Öte yandan, reklam verme işlemlerinde KDV uygulamasına yönelik açıklamalara KDV Genel
Uygulama Tebliğinin (I-C/2.1.2.4.) bölümünde yer verilmiştir.
Bu hükümler gereğince, internet üzerinden yapılan sözleşme kapsamında sosyal ağlar (...,
..., ... v.b) üzerinden reklam hizmetleri yapanların bu faaliyetlerinin, Gelir Vergisi Kanunu yönünden
ticari faaliyet kapsamında değerlendirilmesi ve mükellefiyet tesis ettirilmesi halinde Kanunun 1/1
inci maddesi gereğince KDV ye tabi tutulacaktır.
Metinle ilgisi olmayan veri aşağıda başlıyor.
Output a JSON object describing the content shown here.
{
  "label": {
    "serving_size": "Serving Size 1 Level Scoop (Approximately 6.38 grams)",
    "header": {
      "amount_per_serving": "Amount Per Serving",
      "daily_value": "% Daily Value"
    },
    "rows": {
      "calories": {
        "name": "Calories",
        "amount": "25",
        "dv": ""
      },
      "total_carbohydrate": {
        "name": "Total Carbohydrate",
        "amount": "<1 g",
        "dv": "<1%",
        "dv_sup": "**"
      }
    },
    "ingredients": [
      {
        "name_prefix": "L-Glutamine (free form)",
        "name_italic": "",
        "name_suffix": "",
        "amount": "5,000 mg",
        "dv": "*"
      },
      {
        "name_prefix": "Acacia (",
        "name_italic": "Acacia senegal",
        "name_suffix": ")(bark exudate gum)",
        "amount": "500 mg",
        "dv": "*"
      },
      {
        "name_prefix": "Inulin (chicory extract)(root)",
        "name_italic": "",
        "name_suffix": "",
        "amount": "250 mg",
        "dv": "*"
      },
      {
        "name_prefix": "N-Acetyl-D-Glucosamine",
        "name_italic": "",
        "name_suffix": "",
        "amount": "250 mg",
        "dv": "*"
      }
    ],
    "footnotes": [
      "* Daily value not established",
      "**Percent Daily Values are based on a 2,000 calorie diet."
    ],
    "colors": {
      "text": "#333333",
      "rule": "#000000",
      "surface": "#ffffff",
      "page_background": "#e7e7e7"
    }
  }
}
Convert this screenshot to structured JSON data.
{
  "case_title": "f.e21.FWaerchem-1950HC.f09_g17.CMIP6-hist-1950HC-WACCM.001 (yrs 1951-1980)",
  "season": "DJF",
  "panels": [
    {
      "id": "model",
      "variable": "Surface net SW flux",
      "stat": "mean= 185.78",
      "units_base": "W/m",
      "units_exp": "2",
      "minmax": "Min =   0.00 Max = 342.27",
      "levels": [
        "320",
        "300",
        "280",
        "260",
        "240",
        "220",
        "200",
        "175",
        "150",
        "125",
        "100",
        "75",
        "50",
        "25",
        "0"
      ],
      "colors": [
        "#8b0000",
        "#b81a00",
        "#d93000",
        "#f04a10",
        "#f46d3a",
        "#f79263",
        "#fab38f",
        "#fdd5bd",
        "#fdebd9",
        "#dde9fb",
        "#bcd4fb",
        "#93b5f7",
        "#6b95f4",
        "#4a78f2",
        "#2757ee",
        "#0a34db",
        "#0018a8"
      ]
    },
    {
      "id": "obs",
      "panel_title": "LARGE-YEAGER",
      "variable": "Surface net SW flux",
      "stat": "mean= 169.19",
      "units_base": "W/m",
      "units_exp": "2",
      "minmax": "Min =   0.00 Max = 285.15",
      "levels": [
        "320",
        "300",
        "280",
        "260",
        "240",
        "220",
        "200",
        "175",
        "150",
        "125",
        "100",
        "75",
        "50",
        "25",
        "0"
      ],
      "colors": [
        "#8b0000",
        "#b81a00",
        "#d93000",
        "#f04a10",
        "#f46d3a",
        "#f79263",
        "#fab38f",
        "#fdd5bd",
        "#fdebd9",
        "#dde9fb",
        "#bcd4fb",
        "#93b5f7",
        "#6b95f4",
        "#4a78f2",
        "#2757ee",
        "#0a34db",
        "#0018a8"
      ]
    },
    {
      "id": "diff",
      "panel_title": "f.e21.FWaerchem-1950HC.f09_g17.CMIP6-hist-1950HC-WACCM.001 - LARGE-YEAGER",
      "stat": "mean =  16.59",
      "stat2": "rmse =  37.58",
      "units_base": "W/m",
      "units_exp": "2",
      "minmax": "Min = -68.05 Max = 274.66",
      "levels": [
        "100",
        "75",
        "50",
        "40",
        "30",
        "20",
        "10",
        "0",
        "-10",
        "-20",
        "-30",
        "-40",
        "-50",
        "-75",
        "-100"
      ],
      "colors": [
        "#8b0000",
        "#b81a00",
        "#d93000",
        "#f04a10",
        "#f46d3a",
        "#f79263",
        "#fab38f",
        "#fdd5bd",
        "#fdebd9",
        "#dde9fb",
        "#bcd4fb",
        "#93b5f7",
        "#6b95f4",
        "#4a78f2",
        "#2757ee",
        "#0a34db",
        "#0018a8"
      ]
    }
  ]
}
Kişilerce verilen söz konusu reklam hizmetlerinin ticari faaliyet kapsamında
değerlendirilmemesi durumunda, KDV, Kanunun (1/3-f) ve 9 uncu maddesinin verdiği yetkiye
dayanılarak Genel Uygulama Tebliğinin (I-C/2.1.2.4.) bölümü gereğince ... ‘nce sorumlu sıfatıyla
beyan edilecektir.
III-VERGİ USUL KANUNU AÇISINDAN:
213 sayılı Vergi Usul Kanununun 229 uncu maddesine göre fatura, satılan emtia veya
yapılan iş karşılığında müşterinin borçlandığı meblağı göstermek üzere emtiayı satan veya işi yapan
tüccar tarafından müşteriye verilen ticari vesika olarak tanımlanmıştır.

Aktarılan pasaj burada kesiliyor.